PARIS – Invité par Google Europe à un séminaire de réflexion sur le déclin de la vérité, la montée des fake news et les moyens de l’enrayer, je commence par réinscrire la chose dans son histoire et son contexte.

Je cite les « Réflexions sur la guerre d’Espagne » où George Orwell explique que « l’histoire s’est arrêtée en 1936 » car c’est là, en Espagne, qu’il a découvert, « pour la première fois », des « articles de journaux qui n’avaient aucun rapport avec les faits » ; là qu’il a eu « l’impression » que c’est « la notion même de vérité » qui, ruinée par les fascismes rouge et brun, était « en train de disparaître de ce monde » ; et là, au fond, que Goebbels devint possible (« c’est moi qui décide qui est juif et qui ne l’est pas ») ou, un jour, Trump (« vous avez vos faits ? nous avons les nôtres – qui sont des faits alternatifs ! »).

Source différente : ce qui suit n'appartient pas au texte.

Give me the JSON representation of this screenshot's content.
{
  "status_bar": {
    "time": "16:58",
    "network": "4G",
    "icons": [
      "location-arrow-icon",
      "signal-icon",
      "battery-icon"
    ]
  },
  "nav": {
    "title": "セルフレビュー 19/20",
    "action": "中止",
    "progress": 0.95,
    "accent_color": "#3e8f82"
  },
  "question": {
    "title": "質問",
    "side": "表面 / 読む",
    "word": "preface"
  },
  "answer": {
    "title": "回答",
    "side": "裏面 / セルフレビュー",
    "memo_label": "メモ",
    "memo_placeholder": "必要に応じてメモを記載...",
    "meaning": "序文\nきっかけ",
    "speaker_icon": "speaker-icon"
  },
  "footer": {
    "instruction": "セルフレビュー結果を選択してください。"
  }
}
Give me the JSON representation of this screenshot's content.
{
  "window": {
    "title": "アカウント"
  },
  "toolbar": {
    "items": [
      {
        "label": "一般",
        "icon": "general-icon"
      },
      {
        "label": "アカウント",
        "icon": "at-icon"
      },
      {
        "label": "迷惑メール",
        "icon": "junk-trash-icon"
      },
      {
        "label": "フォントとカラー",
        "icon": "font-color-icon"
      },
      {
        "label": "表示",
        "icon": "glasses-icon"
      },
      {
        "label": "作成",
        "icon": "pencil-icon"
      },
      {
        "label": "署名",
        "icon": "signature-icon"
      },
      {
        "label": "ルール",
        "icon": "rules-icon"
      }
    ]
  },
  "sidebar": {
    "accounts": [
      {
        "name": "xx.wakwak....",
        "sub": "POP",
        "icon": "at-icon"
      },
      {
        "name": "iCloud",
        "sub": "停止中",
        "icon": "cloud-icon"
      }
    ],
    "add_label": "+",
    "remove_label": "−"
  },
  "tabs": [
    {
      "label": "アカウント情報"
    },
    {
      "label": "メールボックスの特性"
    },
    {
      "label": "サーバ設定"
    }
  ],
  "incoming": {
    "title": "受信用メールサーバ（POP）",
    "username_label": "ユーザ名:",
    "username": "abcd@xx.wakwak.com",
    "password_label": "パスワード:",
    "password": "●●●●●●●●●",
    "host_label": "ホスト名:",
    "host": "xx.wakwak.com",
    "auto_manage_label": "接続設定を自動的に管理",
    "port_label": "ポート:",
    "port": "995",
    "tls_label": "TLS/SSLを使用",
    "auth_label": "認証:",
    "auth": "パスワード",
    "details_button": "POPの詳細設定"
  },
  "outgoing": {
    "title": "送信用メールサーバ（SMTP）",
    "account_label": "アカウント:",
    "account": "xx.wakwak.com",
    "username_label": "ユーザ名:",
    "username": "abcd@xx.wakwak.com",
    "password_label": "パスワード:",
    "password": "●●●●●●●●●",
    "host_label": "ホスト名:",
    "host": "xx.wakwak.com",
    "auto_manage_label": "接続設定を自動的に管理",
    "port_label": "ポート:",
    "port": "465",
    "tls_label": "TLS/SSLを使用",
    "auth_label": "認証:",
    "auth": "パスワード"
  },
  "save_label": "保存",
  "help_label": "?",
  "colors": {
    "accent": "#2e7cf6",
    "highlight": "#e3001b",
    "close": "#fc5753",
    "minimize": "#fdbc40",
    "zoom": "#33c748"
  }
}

Je poursuis en évoquant, en amont et en aval de cette révolution totalitaire, les ébranlements que furent : 1. le « criticisme » kantien, qui, en séparant le noumène du phénomène, en limitant notre connaissance au second et en posant que nous n’en pouvons savoir que ce qu’en laissent entrevoir les formes de la sensibilité, les catégories de l’entendement et les idées de la Raison, injecte dans le rapport à la vérité une part de subjectivité dont les partisans, par exemple, du Brexit seraient aujourd’hui les lointaines victimes ; 2. un « perspectivisme » nietzschéen qui, en faisant de la vérité un « point de vue », en faisant juger « vrai » le point de vue qui renforce un vivant et « faux » celui qui l’attriste et le diminue, provoque un deuxième choc dont on peut très bien imaginer que l’onde se soit diffusée jusqu’aux fake news de Poutine ou encore Trump ; 3. le « déconstructionnisme » de ces post-nietzschéens qui, en historicisant la « volonté de vérité » (Foucault), en en mettant l’objet « entre guillemets » (Derrida), en séparant cet objet de son référent (« la connaissance du sucre n’est pas sucrée », Althusser), en noyant son évidence, enfin, dans un nuage de graphes et de schèmes (Lévi-Strauss) ou de noeuds borroméens (Lacan), nous ont fait perdre le contact avec ce qu’il pouvait avoir, le Vrai, de simple, de robuste, d’irréfutable.